Василий постоял среди двора, вздохнул неодобрительно. Человеку, можно сказать, такая удача привалила, что не всякому и во сне приснится, а она: «не знаю»! Раззява! Право слово, раззява. Поручи Иван Никитич ему оставаться за хозяина — да разве он растерялся бы? Это ничего не значит, что он помалкивает да сопит себе в две, дырочки. Нет, Василий мог бы показать, какой он есть. Бедного человека завсегда недотепой считают, а то и совсем дураком, потому как он не знает, где ему стать, где сесть, что сказать да как угодить. Любого, даже самого умного, затуркать можно, поневоле дураком станешь. А богатенькому что? Сам себе хозяин. Что ни взбредет в голову — все хорошо. Взять хотя бы того же Ивана Никитича. Ничего не скажешь, умный человек, и насчет своего дела — собаку съел! Всем купцам купец! Недаром и городским головой был, да еще кем-то там... Стало быть, обскакал других. А приглядись — тоже не всегда толково справляется. Ну, хотя бы сегодняшний случай с Надеждой: «оставайся за хозяйку»! Отчудил человек! Нет, про Надьку плохого не скажешь: и верткая и блюдет себя — к ней не больно-то подсыплешься, сурьезная барышня и характером крепкая. Опять же — грамотна! К тому же родня хозяина. Поживем — поглядим, время покажет, как она справится. Начнет туда-сюда петлять, Василий не будет сидеть сложа руки, найдет ей укорот и все повернет по-своему, чтоб хозяин доволен остался и отблагодарил по чести, по совести! В самом деле, разве Ивану Никитичу больших трудов стоит вывести одного человека в люди? Только захоти! Может он сделать Василия табунщиком по отгону гуртов скота? Может. Ему-то все равно, кто там будет хвосты быкам да коровам крутить, а для Василия, скажем, в этом самом гуртоправстве счастливая планета.
И тут Василий вдруг вспомнил, почему они с Надей остались вдвоем, почему уехал Стрюков и что с часу на час могут явиться красные. И несет же их чертяка на чью-то голову! Провалиться бы вам всем! А дом Стрюкова они не обойдут. Пожалуй, тот же Сенька Маликов и приведет. Он сам говорил как-то, что всех стрюковых надо сковырнуть под корень. Тут Василий вспомнил рассказ о гибели купца Асхатова и даже глаза зажмурил. Боже ж ты мой, был человек — и нет. Убили. А за что? Кинулся спасать свое добро. Свое, кровное! Да разве найдется человек, который откажется от своего? Ни в жизнь! Доведись до Василия, разве он не так бы поступил? Ну кто их выдумал, этих красных... Говорил Иван Никитич — чума, право слово, чума.
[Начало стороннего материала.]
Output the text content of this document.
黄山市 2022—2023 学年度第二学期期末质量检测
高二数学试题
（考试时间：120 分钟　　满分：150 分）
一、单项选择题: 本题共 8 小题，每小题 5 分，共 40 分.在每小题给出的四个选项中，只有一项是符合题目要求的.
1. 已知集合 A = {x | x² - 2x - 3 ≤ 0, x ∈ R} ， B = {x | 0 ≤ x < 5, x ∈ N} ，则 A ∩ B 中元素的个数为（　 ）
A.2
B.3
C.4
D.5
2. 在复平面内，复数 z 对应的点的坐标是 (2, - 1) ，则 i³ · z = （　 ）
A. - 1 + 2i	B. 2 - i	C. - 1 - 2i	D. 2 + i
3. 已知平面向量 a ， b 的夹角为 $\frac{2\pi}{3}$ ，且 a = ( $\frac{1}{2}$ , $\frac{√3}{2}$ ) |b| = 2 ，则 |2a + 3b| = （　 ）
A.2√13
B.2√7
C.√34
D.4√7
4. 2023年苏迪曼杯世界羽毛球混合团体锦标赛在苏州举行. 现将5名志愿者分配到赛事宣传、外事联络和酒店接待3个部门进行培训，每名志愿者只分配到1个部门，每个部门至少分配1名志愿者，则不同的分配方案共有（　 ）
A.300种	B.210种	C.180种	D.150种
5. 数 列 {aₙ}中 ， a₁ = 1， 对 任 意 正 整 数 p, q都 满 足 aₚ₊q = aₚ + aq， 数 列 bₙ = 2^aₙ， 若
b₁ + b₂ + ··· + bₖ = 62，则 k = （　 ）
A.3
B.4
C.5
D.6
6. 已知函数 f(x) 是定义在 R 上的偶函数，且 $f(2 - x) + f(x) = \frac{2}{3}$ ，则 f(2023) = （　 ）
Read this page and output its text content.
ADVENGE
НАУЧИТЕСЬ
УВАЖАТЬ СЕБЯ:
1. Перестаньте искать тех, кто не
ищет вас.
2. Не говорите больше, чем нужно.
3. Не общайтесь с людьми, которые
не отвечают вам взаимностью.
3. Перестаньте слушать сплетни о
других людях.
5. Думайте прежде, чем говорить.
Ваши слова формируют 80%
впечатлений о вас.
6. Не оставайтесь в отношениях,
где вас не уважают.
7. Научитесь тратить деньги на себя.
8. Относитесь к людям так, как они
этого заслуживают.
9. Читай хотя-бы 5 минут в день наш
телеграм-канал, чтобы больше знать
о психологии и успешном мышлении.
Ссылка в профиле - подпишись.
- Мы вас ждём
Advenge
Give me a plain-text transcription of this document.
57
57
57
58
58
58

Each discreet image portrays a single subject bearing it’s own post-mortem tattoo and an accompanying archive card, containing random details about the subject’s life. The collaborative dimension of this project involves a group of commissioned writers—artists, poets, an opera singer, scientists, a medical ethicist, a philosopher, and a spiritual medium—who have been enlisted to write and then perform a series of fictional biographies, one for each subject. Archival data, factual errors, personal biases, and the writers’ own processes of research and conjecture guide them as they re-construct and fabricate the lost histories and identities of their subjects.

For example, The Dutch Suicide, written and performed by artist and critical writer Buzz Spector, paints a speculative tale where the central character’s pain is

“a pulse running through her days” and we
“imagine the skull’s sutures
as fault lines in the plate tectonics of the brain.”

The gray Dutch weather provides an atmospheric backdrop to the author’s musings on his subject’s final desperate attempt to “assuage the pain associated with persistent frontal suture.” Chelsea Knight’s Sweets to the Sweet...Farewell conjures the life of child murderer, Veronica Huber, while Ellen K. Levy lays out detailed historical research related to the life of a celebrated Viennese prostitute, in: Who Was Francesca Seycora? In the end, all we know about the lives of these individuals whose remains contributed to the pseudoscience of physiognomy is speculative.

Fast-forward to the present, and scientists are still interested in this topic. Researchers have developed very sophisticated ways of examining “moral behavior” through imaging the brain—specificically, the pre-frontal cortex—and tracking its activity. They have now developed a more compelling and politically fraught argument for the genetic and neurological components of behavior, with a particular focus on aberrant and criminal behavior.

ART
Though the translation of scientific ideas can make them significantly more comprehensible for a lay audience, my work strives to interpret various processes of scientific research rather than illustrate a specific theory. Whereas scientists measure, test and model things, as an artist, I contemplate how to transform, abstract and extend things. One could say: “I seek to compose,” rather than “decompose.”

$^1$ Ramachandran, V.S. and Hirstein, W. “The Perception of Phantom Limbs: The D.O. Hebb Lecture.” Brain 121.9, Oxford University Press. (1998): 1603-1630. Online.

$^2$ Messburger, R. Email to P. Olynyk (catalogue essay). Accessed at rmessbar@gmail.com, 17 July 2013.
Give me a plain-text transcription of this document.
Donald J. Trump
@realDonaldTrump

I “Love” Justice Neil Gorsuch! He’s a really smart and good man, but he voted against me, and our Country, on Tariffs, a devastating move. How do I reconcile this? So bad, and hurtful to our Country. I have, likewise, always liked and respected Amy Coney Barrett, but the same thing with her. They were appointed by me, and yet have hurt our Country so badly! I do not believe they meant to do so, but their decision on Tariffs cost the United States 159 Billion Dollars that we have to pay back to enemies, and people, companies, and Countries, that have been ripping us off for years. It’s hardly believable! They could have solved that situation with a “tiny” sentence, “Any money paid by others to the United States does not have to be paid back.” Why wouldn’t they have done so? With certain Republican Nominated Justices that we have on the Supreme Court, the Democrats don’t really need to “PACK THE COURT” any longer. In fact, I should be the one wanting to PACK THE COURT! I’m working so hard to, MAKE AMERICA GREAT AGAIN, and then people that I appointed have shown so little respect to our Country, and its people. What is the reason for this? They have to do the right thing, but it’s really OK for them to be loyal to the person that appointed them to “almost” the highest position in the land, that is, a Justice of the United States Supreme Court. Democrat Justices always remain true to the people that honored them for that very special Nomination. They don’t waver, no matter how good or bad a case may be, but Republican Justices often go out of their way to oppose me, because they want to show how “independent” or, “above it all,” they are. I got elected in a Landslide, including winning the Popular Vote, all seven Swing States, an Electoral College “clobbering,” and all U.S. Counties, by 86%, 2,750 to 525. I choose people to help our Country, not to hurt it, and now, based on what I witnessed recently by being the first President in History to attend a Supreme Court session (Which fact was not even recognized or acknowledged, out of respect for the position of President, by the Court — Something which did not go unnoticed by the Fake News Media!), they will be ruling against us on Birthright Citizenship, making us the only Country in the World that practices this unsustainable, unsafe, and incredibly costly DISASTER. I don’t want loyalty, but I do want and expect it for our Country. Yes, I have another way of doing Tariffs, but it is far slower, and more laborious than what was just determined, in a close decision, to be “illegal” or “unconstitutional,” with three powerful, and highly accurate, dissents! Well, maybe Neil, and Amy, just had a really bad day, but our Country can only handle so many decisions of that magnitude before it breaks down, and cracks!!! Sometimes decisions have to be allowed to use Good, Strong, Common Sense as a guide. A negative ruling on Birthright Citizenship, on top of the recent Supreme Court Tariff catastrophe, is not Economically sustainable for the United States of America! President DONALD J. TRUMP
— Вася! — прервала его раздумья, выйдя на крыльцо, Надя. — О чем размечтался? — Голос у нее добрый, задушевный.
— Да так, понимаешь. Про жизнь, — неопределенно ответил Василий. Его удивило, что Надя говорит с ним совсем по-дружески. Он был уверен, что после того, как он ночью выдал ее Стрюкову, Надя накрепко рассердилась и вряд ли скоро простит ему этот проступок.
— Мечтай не мечтай, дело делать надо. В доме и вправду холодина. Берись за печи и на кухню дров принеси. Новым хозяевам поужинать не мешает.
— Я в один момент. А насчет еды — оно конечно...
Василий заспешил к штабелю дров. Да, похоже, Надежда пересердилась. Говорит «новым хозяевам», стало быть, и его принимает в свою компанию. А что? Если по совести, то чем он не человек? Чем он хуже других?
Новые мысли, неожиданные и приятные, зароились в его голове.
Глава шестнадцатая
Ужинали вдвоем на кухне. Василий пытался завести разговор, но Надя была задумчива, отвечала невпопад, а то и вовсе пропускала его слова мимо ушей. Василий тоже умолк. А как ему хотелось поговорить! И было о чем. Пришлось отложить до другого, более удобного случая.